When it comes to saving money, Americans could be doing better. According to a 2017 GoBankingRates survey, 57 percent of Americans have less than $1,000 in their savings accounts, and 39 percent have no savings at all.
Younger people are no exception.
Of "young millennials" — which GOBankingRates defines as those between 18 and 24 years old — 67 percent have less than $1,000 in their savings accounts and 46 percent have $0.
While an alarming amount of young people have little to no savings, "on the other end of the spectrum, some millennials seem to be taking steps to increase their savings account balances," the site reports. "From 2016 to 2017, the percentage of younger millennials who have $10,000 or more in a savings account has jumped five percentage points."

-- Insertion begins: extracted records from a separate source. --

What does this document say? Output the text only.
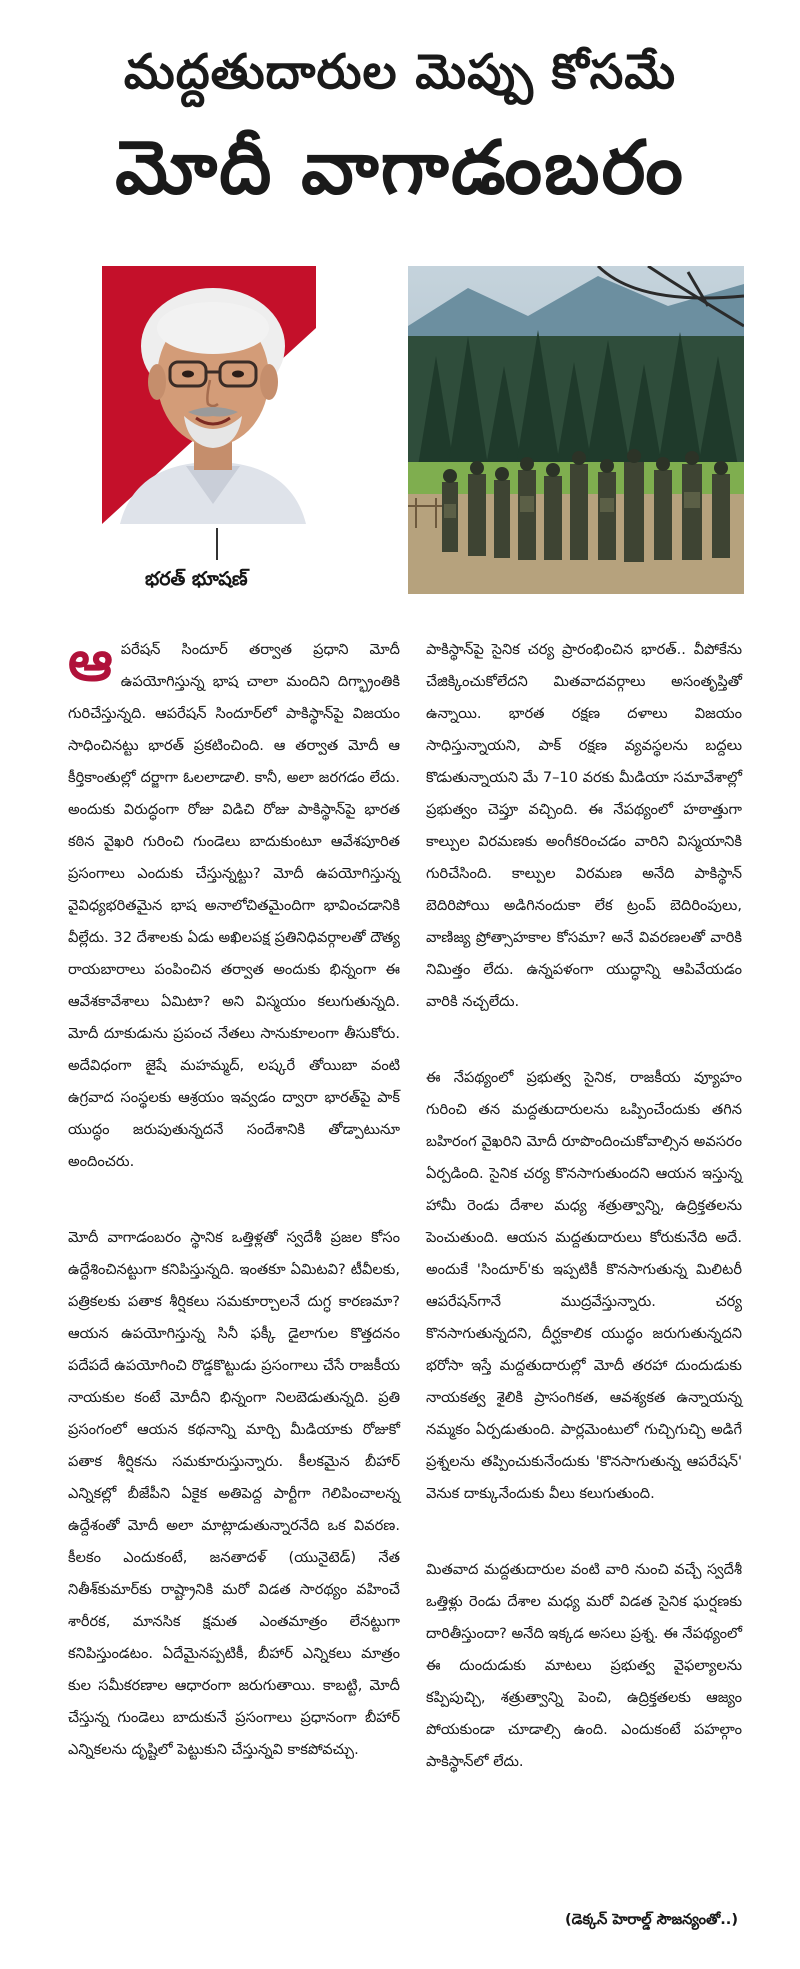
మద్దతుదారుల మెప్పు కోసమే
మోదీ వాగాడంబరం
భరత్ భూషణ్

ఆపరేషన్ సిందూర్ తర్వాత ప్రధాని మోదీ ఉపయోగిస్తున్న భాష చాలా మందిని దిగ్భ్రాంతికి గురిచేస్తున్నది. ఆపరేషన్ సిందూర్‌లో పాకిస్థాన్‌పై విజయం సాధించినట్టు భారత్ ప్రకటించింది. ఆ తర్వాత మోదీ ఆ కీర్తికాంతుల్లో దర్జాగా ఓలలాడాలి. కానీ, అలా జరగడం లేదు. అందుకు విరుద్ధంగా రోజు విడిచి రోజు పాకిస్థాన్‌పై భారత కఠిన వైఖరి గురించి గుండెలు బాదుకుంటూ ఆవేశపూరిత ప్రసంగాలు ఎందుకు చేస్తున్నట్టు? మోదీ ఉపయోగిస్తున్న వైవిధ్యభరితమైన భాష అనాలోచితమైందిగా భావించడానికి వీల్లేదు. 32 దేశాలకు ఏడు అఖిలపక్ష ప్రతినిధివర్గాలతో దౌత్య రాయబారాలు పంపించిన తర్వాత అందుకు భిన్నంగా ఈ ఆవేశకావేశాలు ఏమిటా? అని విస్మయం కలుగుతున్నది. మోదీ దూకుడును ప్రపంచ నేతలు సానుకూలంగా తీసుకోరు. అదేవిధంగా జైషే మహమ్మద్, లష్కరే తోయిబా వంటి ఉగ్రవాద సంస్థలకు ఆశ్రయం ఇవ్వడం ద్వారా భారత్‌పై పాక్ యుద్ధం జరుపుతున్నదనే సందేశానికి తోడ్పాటునూ అందించరు.

మోదీ వాగాడంబరం స్థానిక ఒత్తిళ్లతో స్వదేశీ ప్రజల కోసం ఉద్దేశించినట్టుగా కనిపిస్తున్నది. ఇంతకూ ఏమిటవి? టీవీలకు, పత్రికలకు పతాక శీర్షికలు సమకూర్చాలనే దుగ్ధ కారణమా? ఆయన ఉపయోగిస్తున్న సినీ ఫక్కీ డైలాగుల కొత్తదనం పదేపదే ఉపయోగించి రొడ్డకొట్టుడు ప్రసంగాలు చేసే రాజకీయ నాయకుల కంటే మోదీని భిన్నంగా నిలబెడుతున్నది. ప్రతి ప్రసంగంలో ఆయన కథనాన్ని మార్చి మీడియాకు రోజుకో పతాక శీర్షికను సమకూరుస్తున్నారు. కీలకమైన బీహార్ ఎన్నికల్లో బీజేపీని ఏకైక అతిపెద్ద పార్టీగా గెలిపించాలన్న ఉద్దేశంతో మోదీ అలా మాట్లాడుతున్నారనేది ఒక వివరణ. కీలకం ఎందుకంటే, జనతాదళ్ (యునైటెడ్) నేత నితీశ్‌కుమార్‌కు రాష్ట్రానికి మరో విడత సారథ్యం వహించే శారీరక, మానసిక క్షమత ఎంతమాత్రం లేనట్టుగా కనిపిస్తుండటం. ఏదేమైనప్పటికీ, బీహార్ ఎన్నికలు మాత్రం కుల సమీకరణాల ఆధారంగా జరుగుతాయి. కాబట్టి, మోదీ చేస్తున్న గుండెలు బాదుకునే ప్రసంగాలు ప్రధానంగా బీహార్ ఎన్నికలను దృష్టిలో పెట్టుకుని చేస్తున్నవి కాకపోవచ్చు.

పాకిస్థాన్‌పై సైనిక చర్య ప్రారంభించిన భారత్.. వీపోకేను చేజిక్కించుకోలేదని మితవాదవర్గాలు అసంతృప్తితో ఉన్నాయి. భారత రక్షణ దళాలు విజయం సాధిస్తున్నాయని, పాక్ రక్షణ వ్యవస్థలను బద్దలు కొడుతున్నాయని మే 7–10 వరకు మీడియా సమావేశాల్లో ప్రభుత్వం చెప్తూ వచ్చింది. ఈ నేపథ్యంలో హఠాత్తుగా కాల్పుల విరమణకు అంగీకరించడం వారిని విస్మయానికి గురిచేసింది. కాల్పుల విరమణ అనేది పాకిస్థాన్ బెదిరిపోయి అడిగినందుకా లేక ట్రంప్ బెదిరింపులు, వాణిజ్య ప్రోత్సాహకాల కోసమా? అనే వివరణలతో వారికి నిమిత్తం లేదు. ఉన్నపళంగా యుద్ధాన్ని ఆపివేయడం వారికి నచ్చలేదు.

ఈ నేపథ్యంలో ప్రభుత్వ సైనిక, రాజకీయ వ్యూహం గురించి తన మద్దతుదారులను ఒప్పించేందుకు తగిన బహిరంగ వైఖరిని మోదీ రూపొందించుకోవాల్సిన అవసరం ఏర్పడింది. సైనిక చర్య కొనసాగుతుందని ఆయన ఇస్తున్న హామీ రెండు దేశాల మధ్య శత్రుత్వాన్ని, ఉద్రిక్తతలను పెంచుతుంది. ఆయన మద్దతుదారులు కోరుకునేది అదే. అందుకే 'సిందూర్'కు ఇప్పటికీ కొనసాగుతున్న మిలిటరీ ఆపరేషన్‌గానే ముద్రవేస్తున్నారు. చర్య కొనసాగుతున్నదని, దీర్ఘకాలిక యుద్ధం జరుగుతున్నదని భరోసా ఇస్తే మద్దతుదారుల్లో మోదీ తరహా దుందుడుకు నాయకత్వ శైలికి ప్రాసంగికత, ఆవశ్యకత ఉన్నాయన్న నమ్మకం ఏర్పడుతుంది. పార్లమెంటులో గుచ్చిగుచ్చి అడిగే ప్రశ్నలను తప్పించుకునేందుకు 'కొనసాగుతున్న ఆపరేషన్' వెనుక దాక్కునేందుకు వీలు కలుగుతుంది.

మితవాద మద్దతుదారుల వంటి వారి నుంచి వచ్చే స్వదేశీ ఒత్తిళ్లు రెండు దేశాల మధ్య మరో విడత సైనిక ఘర్షణకు దారితీస్తుందా? అనేది ఇక్కడ అసలు ప్రశ్న. ఈ నేపథ్యంలో ఈ దుందుడుకు మాటలు ప్రభుత్వ వైఫల్యాలను కప్పిపుచ్చి, శత్రుత్వాన్ని పెంచి, ఉద్రిక్తతలకు ఆజ్యం పోయకుండా చూడాల్సి ఉంది. ఎందుకంటే పహల్గాం పాకిస్థాన్‌లో లేదు.

(డెక్కన్ హెరాల్డ్ సౌజన్యంతో..)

Here's the percentage of the survey respondents aged 18 to 24 who have:
$0 saved: 46 percent
Less than $1,000 saved: 21 percent
$1,000 to $4,999 saved: 15 percent
$5,000 to $9,999 saved: 5 percent
$10,000 or more saved: 13 percent
As for "older millennials" — defined as those between 25 and 34 — the trends are similar: 61 percent have less than $1,000 in their savings accounts and 41 percent have nothing at all:
Here's the percentage of the survey respondents aged 25 to 34 who have:
$0 saved: 41 percent
Less than $1,000 saved: 20 percent
$1,000 to $4,999 saved: 13 percent
$5,000 to $9,999 saved: 6 percent
$10,000 or more saved: 20 percent
How much should you have tucked away?
While the amount you need in savings is highly personal, and specific dollar amounts can be arbitrary, Intuit's Kimmie Greene offers a simple formula to help you figure out if you're setting aside enough money.
In your 20s: Aim to save 25 percent of your overall gross pay, Greene tells CNBC Make It. That includes any retirement account contributions, matching funds from your company, cash savings or money you have invested elsewhere, like in index funds or with robo-advisers.
By age 30: Have the equivalent of your annual salary saved. So, if you earn $50,000 a year, aim to have $50,000 in savings when you hit 30.
By age 35: Have twice your annual salary saved.
By age 40: Have three times your annual salary saved.
By age 45: Have four times your annual salary saved.
By age 50: Have five times your annual salary saved.
By age 55: Have six times your annual salary saved.
By age 60: Have seven times your annual salary saved.
By age 65: Have eight times your annual salary saved.
Greene's timeline is similar to the one recommended by retirement-plan provider Fidelity Investments, which says a good rule of thumb is to have the equivalent of your salary saved by age 30 and to have 10 times your final salary in savings if you want to retire by age 67.
"While this can sound super daunting today, if you're putting that money to work starting in your 20s, it's not as difficult as it sounds," says Greene.